I’m not saying that Veg Out Tuesday is the be-all and end-all answer to all of our environmental problems. In fact, there are a lot of inherent issues with veganism itself, mainly that eating all vegan and ethical foods is a luxury for most. This “vegan elitism” means that only those who are financially privileged enough and are food secure can afford an all plant-based diet. That being said, we are all lucky enough while we are here at Wesleyan to make variations in our diets to try and change some of our consumption patterns since we have opportunities such as Veg Out Tuesday.
I’ve already anticipated some other criticisms of Veg Out Tuesday. Sophie Hamilton ’21, currently the head coordinator of Veg Out, told me that a lot of the backlash comes from members of the athletic community who are concerned about their diets and their protein intake. So much so, that according to Bon Appétit, on the average Veg Out Tuesday, Usdan loses a very large percent of its usual meal swipes to other dining facilities like Swings and Summies. But what most people don’t realize is that Americans are currently over-eating animal protein; the average person consumes 10 ounces of meat and poultry per day, compared to the government suggested amount of only 5 to 6.5 ounces. So, skipping the chicken or beef for one meal might actually do you some good! If you’re still not convinced, there are many plant-based high protein foods that you can eat if you’re cutting back on meat. These include tempeh (fermented cooked soybeans with a nutty taste), beans, tofu, lentils, chickpeas, spinach, corn, avocados, brussel sprouts, and a variety of nuts.

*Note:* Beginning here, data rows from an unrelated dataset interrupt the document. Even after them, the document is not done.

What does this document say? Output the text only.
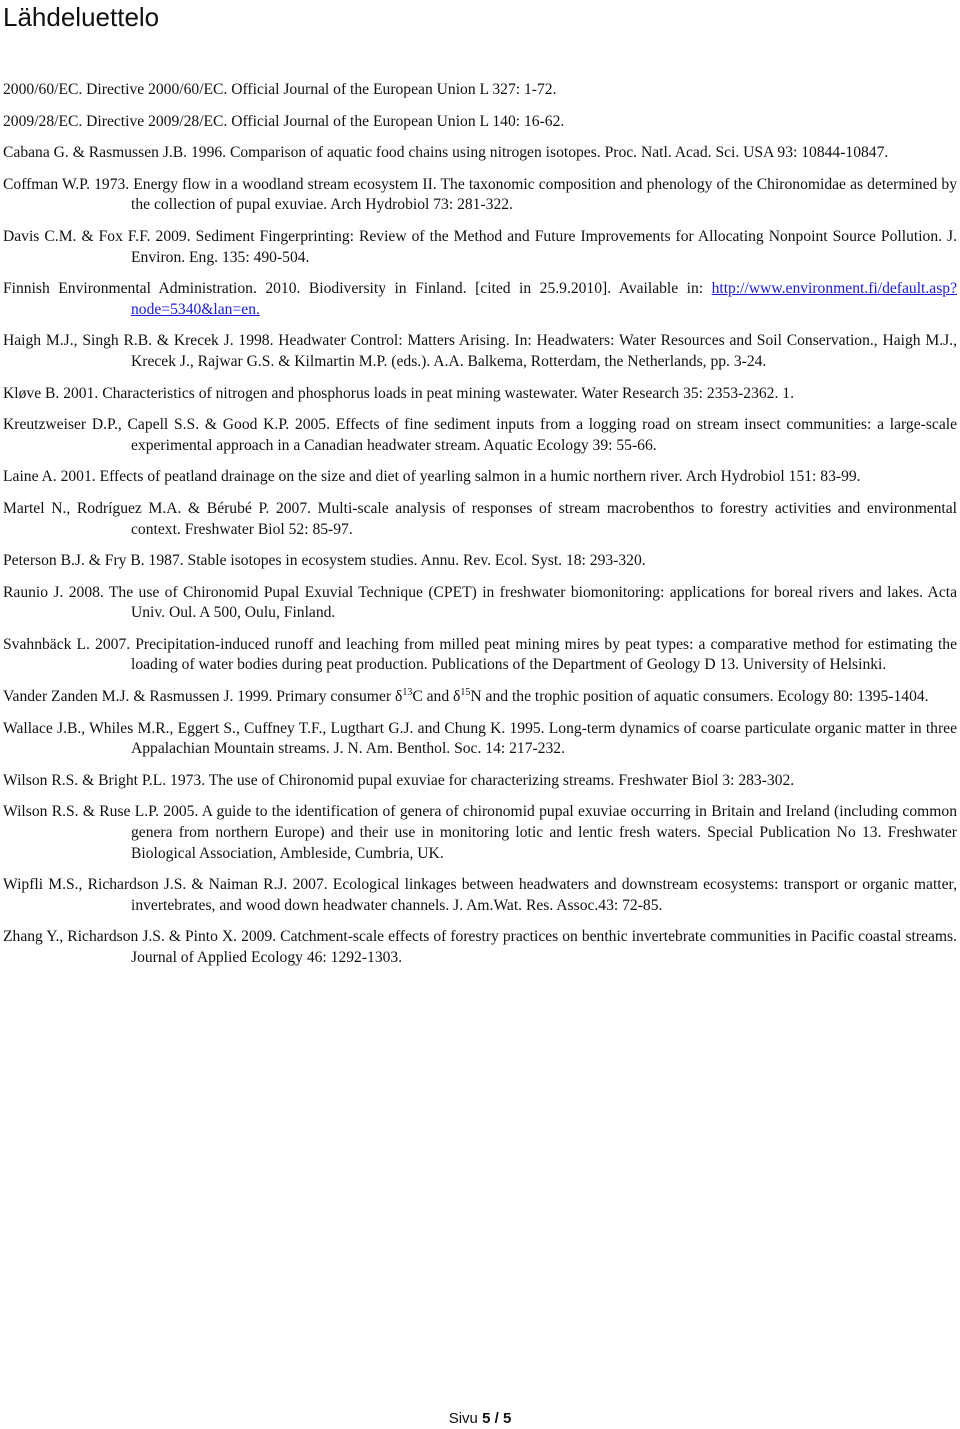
Lähdeluettelo

2000/60/EC. Directive 2000/60/EC. Official Journal of the European Union L 327: 1-72.

2009/28/EC. Directive 2009/28/EC. Official Journal of the European Union L 140: 16-62.

Cabana G. & Rasmussen J.B. 1996. Comparison of aquatic food chains using nitrogen isotopes. Proc. Natl. Acad. Sci. USA 93: 10844-10847.

Coffman W.P. 1973. Energy flow in a woodland stream ecosystem II. The taxonomic composition and phenology of the Chironomidae as determined by the collection of pupal exuviae. Arch Hydrobiol 73: 281-322.

Davis C.M. & Fox F.F. 2009. Sediment Fingerprinting: Review of the Method and Future Improvements for Allocating Nonpoint Source Pollution. J. Environ. Eng. 135: 490-504.

Finnish Environmental Administration. 2010. Biodiversity in Finland. [cited in 25.9.2010]. Available in: http://www.environment.fi/default.asp?node=5340&lan=en.

Haigh M.J., Singh R.B. & Krecek J. 1998. Headwater Control: Matters Arising. In: Headwaters: Water Resources and Soil Conservation., Haigh M.J., Krecek J., Rajwar G.S. & Kilmartin M.P. (eds.). A.A. Balkema, Rotterdam, the Netherlands, pp. 3-24.

Kløve B. 2001. Characteristics of nitrogen and phosphorus loads in peat mining wastewater. Water Research 35: 2353-2362. 1.

Kreutzweiser D.P., Capell S.S. & Good K.P. 2005. Effects of fine sediment inputs from a logging road on stream insect communities: a large-scale experimental approach in a Canadian headwater stream. Aquatic Ecology 39: 55-66.

Laine A. 2001. Effects of peatland drainage on the size and diet of yearling salmon in a humic northern river. Arch Hydrobiol 151: 83-99.

Martel N., Rodríguez M.A. & Bérubé P. 2007. Multi-scale analysis of responses of stream macrobenthos to forestry activities and environmental context. Freshwater Biol 52: 85-97.

Peterson B.J. & Fry B. 1987. Stable isotopes in ecosystem studies. Annu. Rev. Ecol. Syst. 18: 293-320.

Raunio J. 2008. The use of Chironomid Pupal Exuvial Technique (CPET) in freshwater biomonitoring: applications for boreal rivers and lakes. Acta Univ. Oul. A 500, Oulu, Finland.

Svahnbäck L. 2007. Precipitation-induced runoff and leaching from milled peat mining mires by peat types: a comparative method for estimating the loading of water bodies during peat production. Publications of the Department of Geology D 13. University of Helsinki.

Vander Zanden M.J. & Rasmussen J. 1999. Primary consumer $\delta^{13}C$ and $\delta^{15}N$ and the trophic position of aquatic consumers. Ecology 80: 1395-1404.

Wallace J.B., Whiles M.R., Eggert S., Cuffney T.F., Lugthart G.J. and Chung K. 1995. Long-term dynamics of coarse particulate organic matter in three Appalachian Mountain streams. J. N. Am. Benthol. Soc. 14: 217-232.

Wilson R.S. & Bright P.L. 1973. The use of Chironomid pupal exuviae for characterizing streams. Freshwater Biol 3: 283-302.

Wilson R.S. & Ruse L.P. 2005. A guide to the identification of genera of chironomid pupal exuviae occurring in Britain and Ireland (including common genera from northern Europe) and their use in monitoring lotic and lentic fresh waters. Special Publication No 13. Freshwater Biological Association, Ambleside, Cumbria, UK.

Wipfli M.S., Richardson J.S. & Naiman R.J. 2007. Ecological linkages between headwaters and downstream ecosystems: transport or organic matter, invertebrates, and wood down headwater channels. J. Am.Wat. Res. Assoc.43: 72-85.

Zhang Y., Richardson J.S. & Pinto X. 2009. Catchment-scale effects of forestry practices on benthic invertebrate communities in Pacific coastal streams. Journal of Applied Ecology 46: 1292-1303.

Sivu 5 / 5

Hopefully, this article has sold you on at least trying Veg Out Tuesday. In the future, don’t head to Summies or Swings as you have in the past, but make a commitment to try and enjoy the food at Usdan and support Veg Out’s effort to make the school more sustainable! I recommend checking out the meatless “Grill” section at Usdan; the vegetable dumplings, samosas, and spring rolls are to die for!
Veg Out Tuesday is coming up this week! I expect to see you there.